Embora seja difícil classificar Nietzsche como de esquerda ou de direita, Foucault é considerado como sendo de esquerda. O seu máximo pecado! No texto de Dalrymple implícita fica a ideia de que o intelectual de esquerda é um egoísta, sem compaixão, que deseja sobressair-se, ao mesmo tempo em que despreza os esforços dos bondosos e seus sacrifícios pessoais...
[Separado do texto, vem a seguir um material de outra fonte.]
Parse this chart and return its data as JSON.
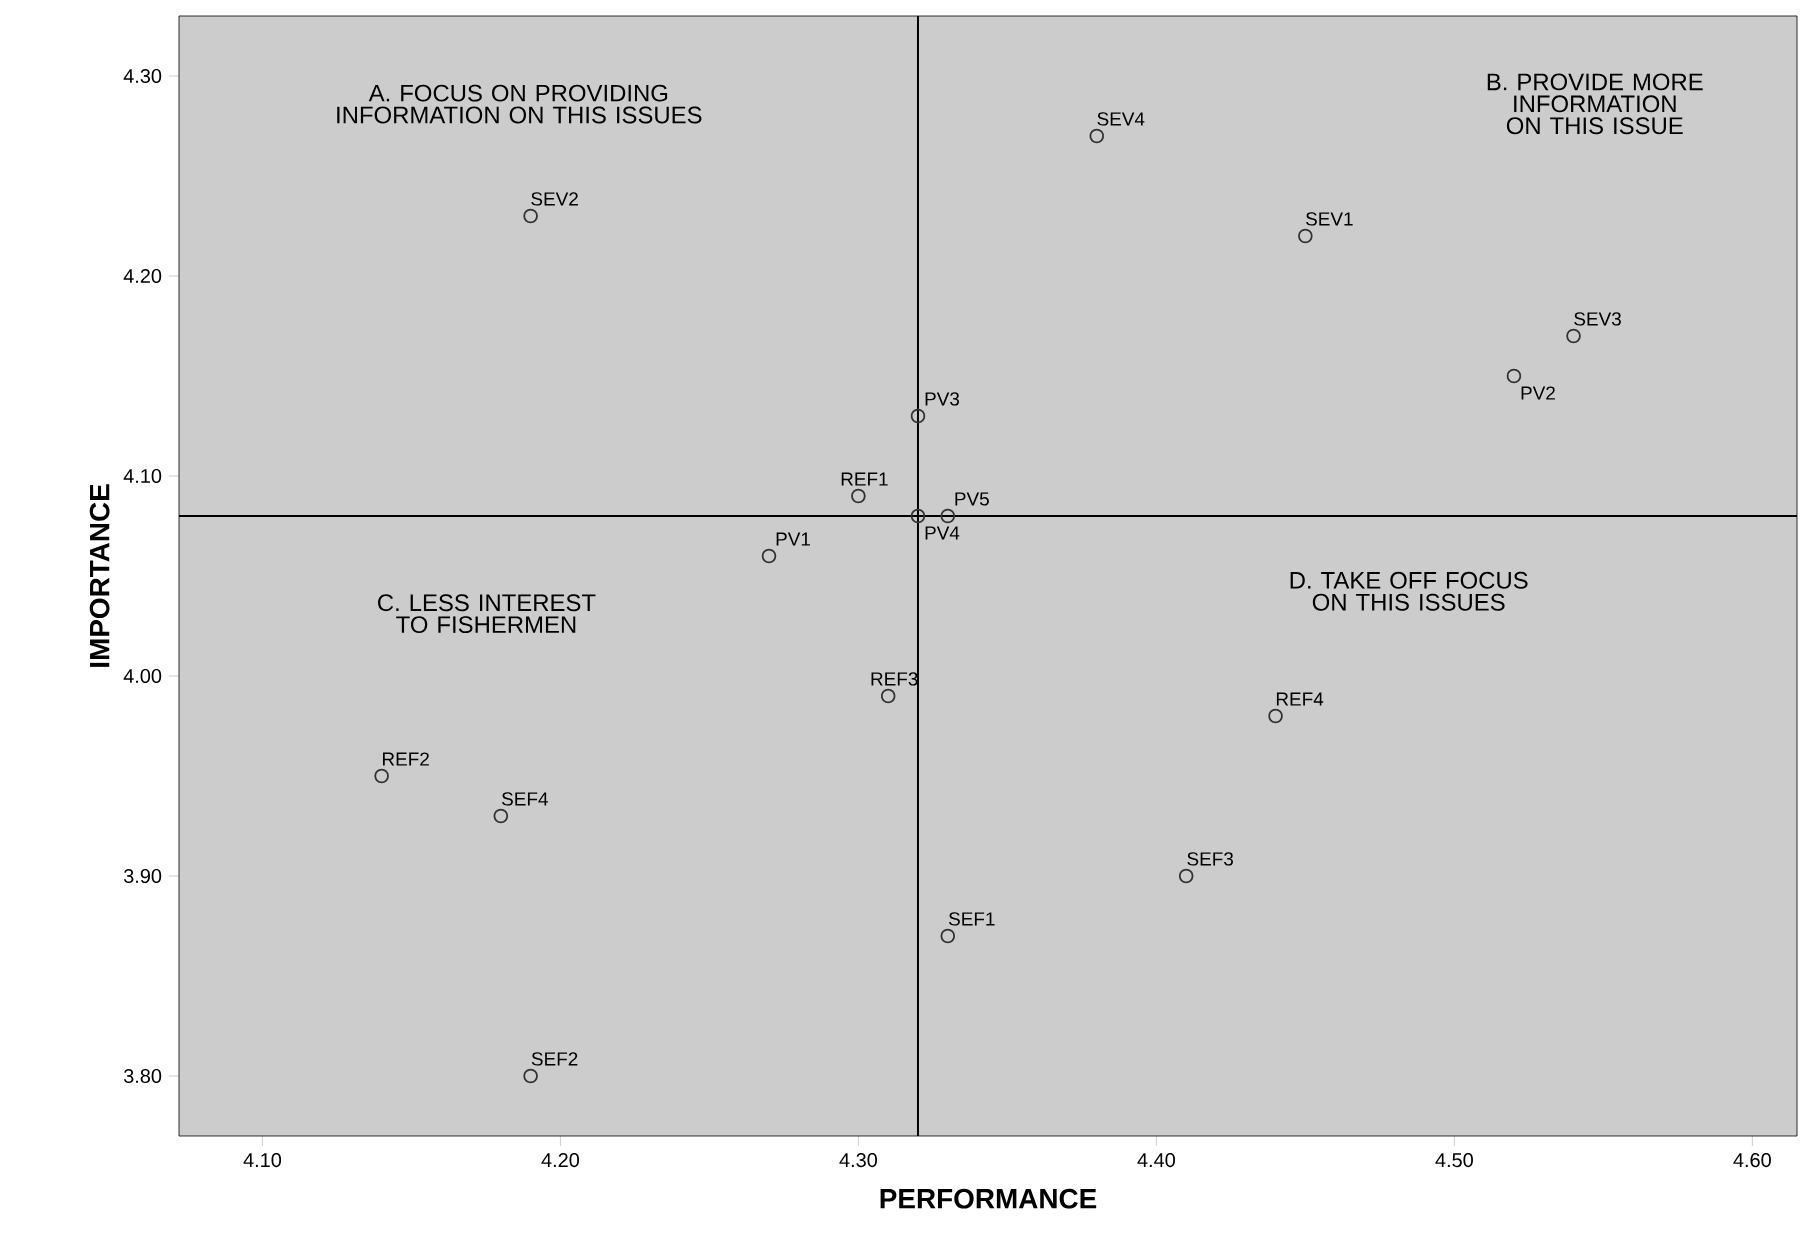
{
  "chart_data": {
    "type": "scatter",
    "xlabel": "PERFORMANCE",
    "ylabel": "IMPORTANCE",
    "xlim": [
      4.072,
      4.615
    ],
    "ylim": [
      3.77,
      4.33
    ],
    "xticks": [
      {
        "value": 4.1,
        "label": "4.10"
      },
      {
        "value": 4.2,
        "label": "4.20"
      },
      {
        "value": 4.3,
        "label": "4.30"
      },
      {
        "value": 4.4,
        "label": "4.40"
      },
      {
        "value": 4.5,
        "label": "4.50"
      },
      {
        "value": 4.6,
        "label": "4.60"
      }
    ],
    "yticks": [
      {
        "value": 3.8,
        "label": "3.80"
      },
      {
        "value": 3.9,
        "label": "3.90"
      },
      {
        "value": 4.0,
        "label": "4.00"
      },
      {
        "value": 4.1,
        "label": "4.10"
      },
      {
        "value": 4.2,
        "label": "4.20"
      },
      {
        "value": 4.3,
        "label": "4.30"
      }
    ],
    "marker": "circle",
    "grid": false,
    "series": [
      {
        "color": "#333333",
        "x": [
          4.19,
          4.38,
          4.45,
          4.54,
          4.52,
          4.32,
          4.3,
          4.33,
          4.32,
          4.27,
          4.31,
          4.44,
          4.14,
          4.18,
          4.41,
          4.33,
          4.19
        ],
        "values": [
          4.23,
          4.27,
          4.22,
          4.17,
          4.15,
          4.13,
          4.09,
          4.08,
          4.08,
          4.06,
          3.99,
          3.98,
          3.95,
          3.93,
          3.9,
          3.87,
          3.8
        ]
      }
    ],
    "ref_lines": [
      {
        "axis": "x",
        "value": 4.32,
        "color": "#000000"
      },
      {
        "axis": "y",
        "value": 4.08,
        "color": "#000000"
      }
    ],
    "annotations": [
      "A. FOCUS ON PROVIDING INFORMATION ON THIS ISSUES",
      "B. PROVIDE MORE INFORMATION ON THIS ISSUE",
      "C. LESS INTEREST TO FISHERMEN",
      "D. TAKE OFF FOCUS ON THIS ISSUES",
      {
        "text": "SEV2",
        "x": 4.19,
        "y": 4.23
      },
      {
        "text": "SEV4",
        "x": 4.38,
        "y": 4.27
      },
      {
        "text": "SEV1",
        "x": 4.45,
        "y": 4.22
      },
      {
        "text": "SEV3",
        "x": 4.54,
        "y": 4.17
      },
      {
        "text": "PV2",
        "x": 4.52,
        "y": 4.15
      },
      {
        "text": "PV3",
        "x": 4.32,
        "y": 4.13
      },
      {
        "text": "REF1",
        "x": 4.3,
        "y": 4.09
      },
      {
        "text": "PV5",
        "x": 4.33,
        "y": 4.08
      },
      {
        "text": "PV4",
        "x": 4.32,
        "y": 4.08
      },
      {
        "text": "PV1",
        "x": 4.27,
        "y": 4.06
      },
      {
        "text": "REF3",
        "x": 4.31,
        "y": 3.99
      },
      {
        "text": "REF4",
        "x": 4.44,
        "y": 3.98
      },
      {
        "text": "REF2",
        "x": 4.14,
        "y": 3.95
      },
      {
        "text": "SEF4",
        "x": 4.18,
        "y": 3.93
      },
      {
        "text": "SEF3",
        "x": 4.41,
        "y": 3.9
      },
      {
        "text": "SEF1",
        "x": 4.33,
        "y": 3.87
      },
      {
        "text": "SEF2",
        "x": 4.19,
        "y": 3.8
      }
    ]
  }
}
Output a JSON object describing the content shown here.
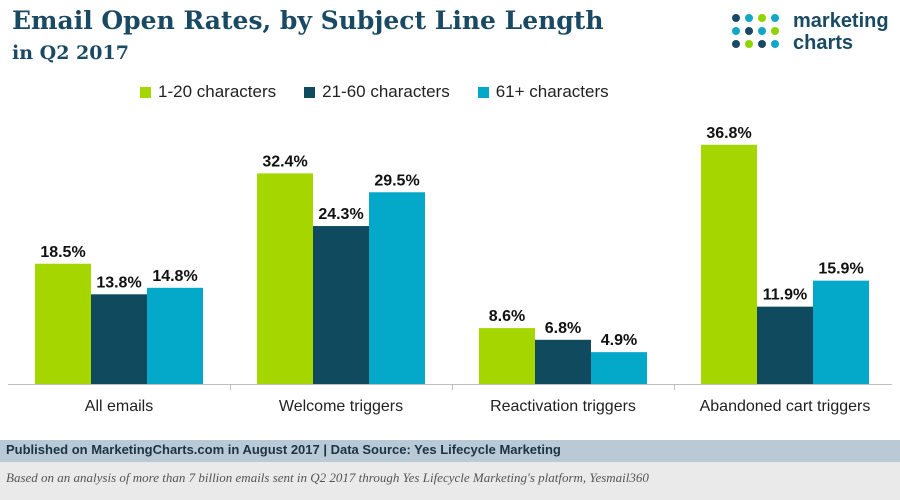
{
  "header": {
    "title": "Email Open Rates, by Subject Line Length",
    "subtitle": "in Q2 2017"
  },
  "logo": {
    "line1": "marketing",
    "line2": "charts",
    "dot_colors": [
      "#1a4a63",
      "#14a5c7",
      "#8fd400"
    ]
  },
  "chart_data": {
    "type": "bar",
    "title": "Email Open Rates, by Subject Line Length",
    "subtitle": "in Q2 2017",
    "categories": [
      "All emails",
      "Welcome triggers",
      "Reactivation triggers",
      "Abandoned cart triggers"
    ],
    "series": [
      {
        "name": "1-20 characters",
        "values": [
          18.5,
          32.4,
          8.6,
          36.8
        ],
        "labels": [
          "18.5%",
          "32.4%",
          "8.6%",
          "36.8%"
        ],
        "color": "#a5d600"
      },
      {
        "name": "21-60 characters",
        "values": [
          13.8,
          24.3,
          6.8,
          11.9
        ],
        "labels": [
          "13.8%",
          "24.3%",
          "6.8%",
          "11.9%"
        ],
        "color": "#0f4a5e"
      },
      {
        "name": "61+ characters",
        "values": [
          14.8,
          29.5,
          4.9,
          15.9
        ],
        "labels": [
          "14.8%",
          "29.5%",
          "4.9%",
          "15.9%"
        ],
        "color": "#04a8c9"
      }
    ],
    "ylim": [
      0,
      40
    ],
    "unit": "%",
    "xlabel": "",
    "ylabel": "",
    "grid": false,
    "legend": "top"
  },
  "footer": {
    "source": "Published on MarketingCharts.com in August 2017 | Data Source: Yes Lifecycle Marketing",
    "note": "Based on an analysis of more than 7 billion emails sent in Q2 2017 through Yes Lifecycle Marketing's platform, Yesmail360"
  }
}
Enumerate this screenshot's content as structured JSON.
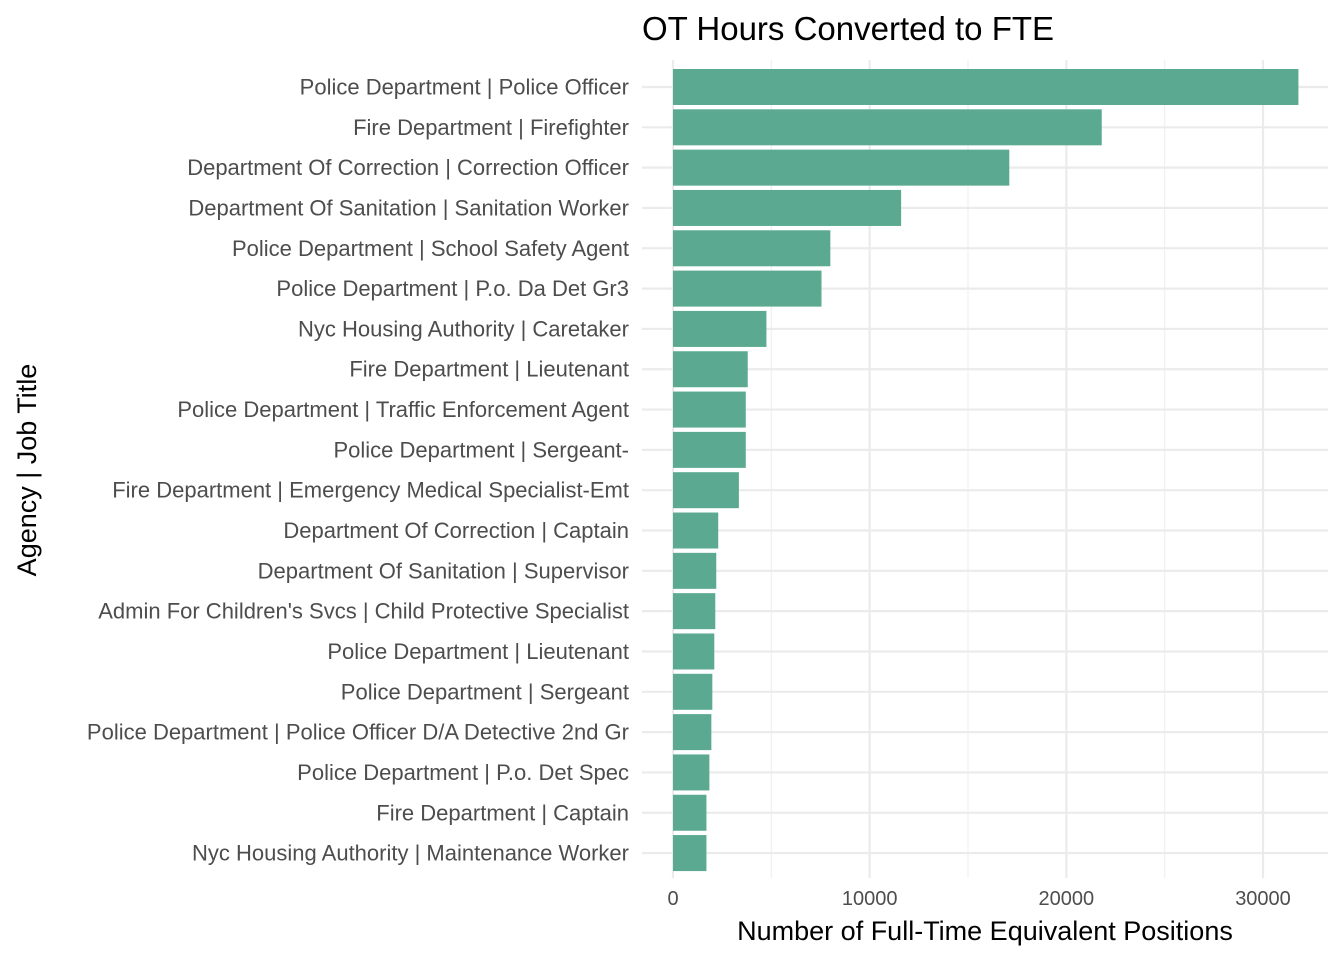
{
  "chart_data": {
    "type": "bar",
    "orientation": "horizontal",
    "title": "OT Hours Converted to FTE",
    "xlabel": "Number of Full-Time Equivalent Positions",
    "ylabel": "Agency | Job Title",
    "xlim": [
      0,
      32000
    ],
    "x_ticks": [
      "0",
      "10000",
      "20000",
      "30000"
    ],
    "grid": true,
    "bar_color": "#5aa990",
    "categories": [
      "Police Department | Police Officer",
      "Fire Department | Firefighter",
      "Department Of Correction | Correction Officer",
      "Department Of Sanitation | Sanitation Worker",
      "Police Department | School Safety Agent",
      "Police Department | P.o. Da Det Gr3",
      "Nyc Housing Authority | Caretaker",
      "Fire Department | Lieutenant",
      "Police Department | Traffic Enforcement Agent",
      "Police Department | Sergeant-",
      "Fire Department | Emergency Medical Specialist-Emt",
      "Department Of Correction | Captain",
      "Department Of Sanitation | Supervisor",
      "Admin For Children's Svcs | Child Protective Specialist",
      "Police Department | Lieutenant",
      "Police Department | Sergeant",
      "Police Department | Police Officer D/A Detective 2nd Gr",
      "Police Department | P.o. Det Spec",
      "Fire Department | Captain",
      "Nyc Housing Authority | Maintenance Worker"
    ],
    "values": [
      31800,
      21800,
      17100,
      11600,
      8000,
      7550,
      4750,
      3800,
      3700,
      3700,
      3350,
      2300,
      2200,
      2150,
      2100,
      2000,
      1950,
      1850,
      1700,
      1700
    ]
  }
}
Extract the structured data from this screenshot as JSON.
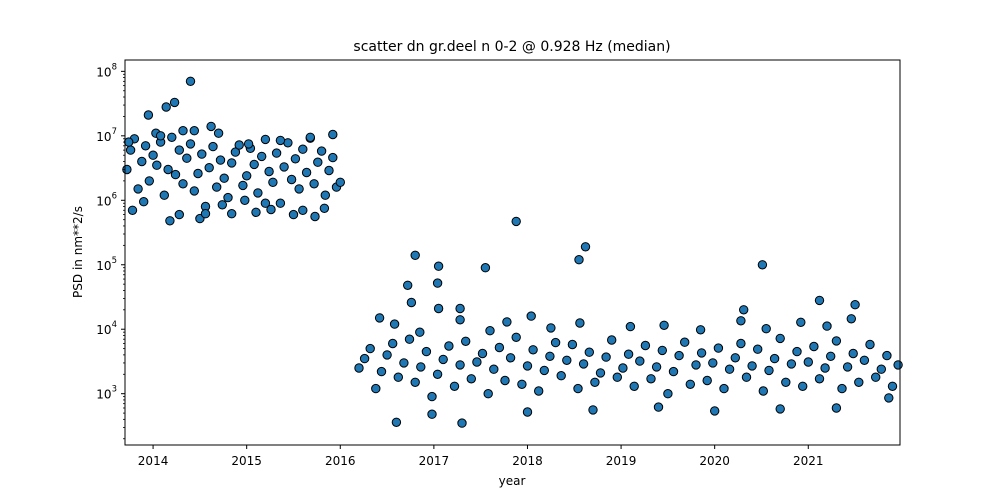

"Ah, os dilemas do esquerdismo! Onde estaríamos sem eles? Sobre o que teríamos que pensar?"(p. 29) Bem, se não fosse necessário pensar nos ISMOS que nos atingem, eu estaria pensando em ciência, em tecnologia, em artes, em literatura, em filosofia, em história, em antropologia, em biologia, ecologia... Não nos falta o que pensar, não é verdade? O esquerdismo, como entendido por Dalrymple e a turma do direitismo, já não é parâmetro para pensamento de esquerda e há muito tempo. Há uma vanguarda de esquerda que evoluiu, acreditem ou não (mas isso é tema para outra oportunidade). Já na direita eu procuro, procuro... E não encontro uma evolução real! Tudo parece acabar transitando para o preconceito (sem bom senso), para a limitação, a distorção e a ignorância. Apesar da minha sincera boa vontade em procurar. 

Qualquer Coisa Serve é uma coletânea de textos escritos para o New English Review entre 2005 e 2009. Eu não os chamaria de "ensaios"... São textos de 5, 6 páginas em média, num total de 34, sobre temas diversos. O efeito geral é cansativo e superficial. São impressões pessoais mal fundamentadas, embora formalmente bem escritas, e na maior parte das vezes sem qualquer indicação de fontes de pesquisa. Não é o melhor livro do autor. Há de se ter limites para outro ismo, o achismo.